The Function-Inversion Problem: Barriers and Opportunities

Henry Corrigan-Gibbs and Dmitry Kogan

Theory of Cryptography Conference (TCC)
December 1-5, 2019

Best Young Researcher Paper Award
Invited to Journal of Cryptology

Materials
Abstract

The task of function inversion is central to cryptanalysis: breaking block ciphers, forging signatures, and cracking password hashes are all special cases of the function-inversion problem. In 1980, Hellman showed that it is possible to invert a random function \(f\colon [N] \to [N]\) in time \(T = \widetilde{O}(N^{2/3})\) given only \(S = \widetilde{O}(N^{2/3})\) bits of precomputed advice about \(f\). Hellman's algorithm is the basis for the popular "Rainbow Tables" technique (Oechslin, 2003), which achieves the same asymptotic cost and is widely used in practical cryptanalysis.

Is Hellman's method the best possible algorithm for inverting functions with preprocessed advice? The best known lower bound, due to Yao (1990), shows that \(ST = \widetilde{\Omega}(N)\), which still admits the possibility of an \(S = T = \widetilde{O}(N^{1/2})\) attack. There remains a long-standing and vexing gap between Hellman's \(N^{2/3}\) upper bound and Yao's \(N^{1/2}\) lower bound. Understanding the feasibility of an \(S = T = N^{1/2}\) algorithm is cryptanalytically relevant since such an algorithm could perform a key-recovery attack on AES-128 in time \(2^{64}\) using a precomputed table of size \(2^{64}\).

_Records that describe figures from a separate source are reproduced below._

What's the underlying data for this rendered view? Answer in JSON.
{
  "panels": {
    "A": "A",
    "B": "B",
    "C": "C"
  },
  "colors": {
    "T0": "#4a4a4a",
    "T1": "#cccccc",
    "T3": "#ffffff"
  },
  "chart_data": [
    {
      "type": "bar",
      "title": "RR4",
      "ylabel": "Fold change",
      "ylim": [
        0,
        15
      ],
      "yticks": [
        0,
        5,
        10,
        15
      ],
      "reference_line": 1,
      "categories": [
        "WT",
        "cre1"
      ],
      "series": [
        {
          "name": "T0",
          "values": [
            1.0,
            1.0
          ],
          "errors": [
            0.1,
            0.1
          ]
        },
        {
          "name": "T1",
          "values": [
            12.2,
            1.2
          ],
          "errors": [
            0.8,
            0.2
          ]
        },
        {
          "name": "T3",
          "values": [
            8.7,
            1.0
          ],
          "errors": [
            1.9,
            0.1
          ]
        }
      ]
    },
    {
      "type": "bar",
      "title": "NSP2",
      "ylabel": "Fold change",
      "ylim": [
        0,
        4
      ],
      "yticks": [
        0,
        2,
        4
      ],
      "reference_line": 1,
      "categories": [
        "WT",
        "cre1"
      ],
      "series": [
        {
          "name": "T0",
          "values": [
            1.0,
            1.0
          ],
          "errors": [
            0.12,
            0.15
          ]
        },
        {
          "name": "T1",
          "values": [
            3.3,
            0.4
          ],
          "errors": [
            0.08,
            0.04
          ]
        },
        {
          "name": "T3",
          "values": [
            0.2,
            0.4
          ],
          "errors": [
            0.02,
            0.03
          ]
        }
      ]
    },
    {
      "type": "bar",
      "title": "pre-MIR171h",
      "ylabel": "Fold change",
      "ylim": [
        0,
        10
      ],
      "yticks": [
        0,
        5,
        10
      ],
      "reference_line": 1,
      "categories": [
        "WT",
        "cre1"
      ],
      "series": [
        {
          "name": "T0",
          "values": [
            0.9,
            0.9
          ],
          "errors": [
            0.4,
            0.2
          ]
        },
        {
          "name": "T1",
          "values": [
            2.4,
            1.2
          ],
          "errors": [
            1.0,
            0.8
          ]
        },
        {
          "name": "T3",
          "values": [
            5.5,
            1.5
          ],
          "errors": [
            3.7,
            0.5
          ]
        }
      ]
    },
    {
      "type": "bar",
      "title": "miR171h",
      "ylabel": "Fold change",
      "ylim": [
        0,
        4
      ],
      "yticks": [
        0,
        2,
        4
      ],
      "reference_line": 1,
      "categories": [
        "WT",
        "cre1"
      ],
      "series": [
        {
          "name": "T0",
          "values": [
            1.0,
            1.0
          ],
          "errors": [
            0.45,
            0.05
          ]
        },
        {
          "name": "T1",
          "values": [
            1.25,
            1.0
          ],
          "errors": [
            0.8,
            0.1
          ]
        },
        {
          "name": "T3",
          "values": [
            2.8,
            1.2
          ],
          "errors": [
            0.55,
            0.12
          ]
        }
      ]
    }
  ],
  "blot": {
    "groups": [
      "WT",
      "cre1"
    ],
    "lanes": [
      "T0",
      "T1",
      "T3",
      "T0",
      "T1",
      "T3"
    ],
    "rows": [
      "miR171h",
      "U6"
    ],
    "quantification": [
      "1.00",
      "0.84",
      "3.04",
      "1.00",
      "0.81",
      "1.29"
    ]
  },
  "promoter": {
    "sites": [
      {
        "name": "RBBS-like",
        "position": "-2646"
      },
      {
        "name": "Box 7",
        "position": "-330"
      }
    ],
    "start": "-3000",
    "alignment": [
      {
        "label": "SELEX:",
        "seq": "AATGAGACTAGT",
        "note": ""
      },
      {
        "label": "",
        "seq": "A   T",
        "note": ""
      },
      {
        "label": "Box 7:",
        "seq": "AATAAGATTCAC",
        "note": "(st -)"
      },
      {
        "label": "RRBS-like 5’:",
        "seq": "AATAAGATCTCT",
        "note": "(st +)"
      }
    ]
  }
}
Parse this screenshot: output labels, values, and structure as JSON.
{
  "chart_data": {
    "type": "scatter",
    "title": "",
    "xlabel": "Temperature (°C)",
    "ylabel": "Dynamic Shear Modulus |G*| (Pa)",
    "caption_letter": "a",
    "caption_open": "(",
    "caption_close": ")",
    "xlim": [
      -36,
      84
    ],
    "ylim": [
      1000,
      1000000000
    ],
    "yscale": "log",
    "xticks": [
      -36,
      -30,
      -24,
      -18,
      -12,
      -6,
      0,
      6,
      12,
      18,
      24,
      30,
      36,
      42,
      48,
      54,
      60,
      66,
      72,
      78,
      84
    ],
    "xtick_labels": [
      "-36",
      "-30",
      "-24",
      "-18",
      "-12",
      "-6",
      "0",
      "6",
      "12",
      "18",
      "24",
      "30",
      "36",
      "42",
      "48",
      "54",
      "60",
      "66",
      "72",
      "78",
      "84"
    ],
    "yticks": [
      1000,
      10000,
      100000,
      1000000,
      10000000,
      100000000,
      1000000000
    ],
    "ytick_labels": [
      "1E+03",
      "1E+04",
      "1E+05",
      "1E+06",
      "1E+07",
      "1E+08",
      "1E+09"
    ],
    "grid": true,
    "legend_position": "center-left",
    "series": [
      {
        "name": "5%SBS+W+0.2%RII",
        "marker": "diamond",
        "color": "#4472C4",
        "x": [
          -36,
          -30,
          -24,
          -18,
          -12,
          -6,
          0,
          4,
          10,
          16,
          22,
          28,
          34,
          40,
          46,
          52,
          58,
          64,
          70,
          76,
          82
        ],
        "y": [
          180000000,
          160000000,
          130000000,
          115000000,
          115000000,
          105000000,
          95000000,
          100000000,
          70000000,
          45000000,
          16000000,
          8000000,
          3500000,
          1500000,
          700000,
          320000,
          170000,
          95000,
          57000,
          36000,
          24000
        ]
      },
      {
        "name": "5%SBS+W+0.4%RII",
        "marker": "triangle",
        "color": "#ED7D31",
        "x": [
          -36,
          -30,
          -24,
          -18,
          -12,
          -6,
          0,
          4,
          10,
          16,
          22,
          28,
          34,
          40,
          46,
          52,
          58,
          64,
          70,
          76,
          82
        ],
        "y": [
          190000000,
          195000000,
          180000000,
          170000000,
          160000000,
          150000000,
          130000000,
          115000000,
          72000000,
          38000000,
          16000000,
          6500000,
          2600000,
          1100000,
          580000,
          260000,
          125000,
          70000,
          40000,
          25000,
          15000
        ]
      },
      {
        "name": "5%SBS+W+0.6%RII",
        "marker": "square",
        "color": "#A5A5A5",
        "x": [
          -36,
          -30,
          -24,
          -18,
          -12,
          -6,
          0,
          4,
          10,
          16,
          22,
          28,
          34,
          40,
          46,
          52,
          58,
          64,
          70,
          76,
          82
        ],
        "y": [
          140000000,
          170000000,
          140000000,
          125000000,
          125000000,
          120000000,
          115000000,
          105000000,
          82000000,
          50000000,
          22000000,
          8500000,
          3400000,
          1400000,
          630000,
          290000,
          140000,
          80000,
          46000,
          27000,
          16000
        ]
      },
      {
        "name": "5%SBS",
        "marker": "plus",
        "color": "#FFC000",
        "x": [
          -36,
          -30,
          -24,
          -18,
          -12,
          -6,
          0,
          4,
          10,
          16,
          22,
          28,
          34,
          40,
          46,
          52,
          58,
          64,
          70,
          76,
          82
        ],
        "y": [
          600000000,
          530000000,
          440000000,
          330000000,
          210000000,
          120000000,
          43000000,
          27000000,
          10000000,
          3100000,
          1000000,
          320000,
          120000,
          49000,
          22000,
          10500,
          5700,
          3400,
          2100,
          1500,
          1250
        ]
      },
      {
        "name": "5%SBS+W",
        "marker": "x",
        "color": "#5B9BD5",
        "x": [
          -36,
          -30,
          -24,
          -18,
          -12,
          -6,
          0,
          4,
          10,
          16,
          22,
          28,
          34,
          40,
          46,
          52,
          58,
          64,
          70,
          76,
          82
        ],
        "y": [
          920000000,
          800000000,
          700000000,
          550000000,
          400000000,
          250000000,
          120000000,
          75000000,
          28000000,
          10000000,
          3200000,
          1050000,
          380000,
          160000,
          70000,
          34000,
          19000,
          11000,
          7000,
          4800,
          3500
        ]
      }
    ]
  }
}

For the past 29 years, there has been no progress either in improving Hellman's algorithm or in strengthening Yao's lower bound. In this work, we connect function inversion to problems in other areas of theory to (1) explain why progress may be difficult and (2) explore possible ways forward.

Our results are as follows:

  • We show that any improvement on Yao's lower bound on function-inversion algorithms will imply new lower bounds on depth-two circuits with arbitrary gates. Further, we show that proving strong lower bounds on non-adaptive function-inversion algorithms would imply breakthrough circuit lower bounds on linear-size log-depth circuits.
  • We take first steps towards the study of the injective function-inversion problem, which has manifold cryptographic applications. In particular, we show that improved algorithms for breaking PRGs with preprocessing would give improved algorithms for inverting injective functions with preprocessing.
  • Finally, we show that function inversion is closely related to well-studied problems in communication complexity and data structures. Through these connections we immediately obtain the best known algorithms for problems in these domains.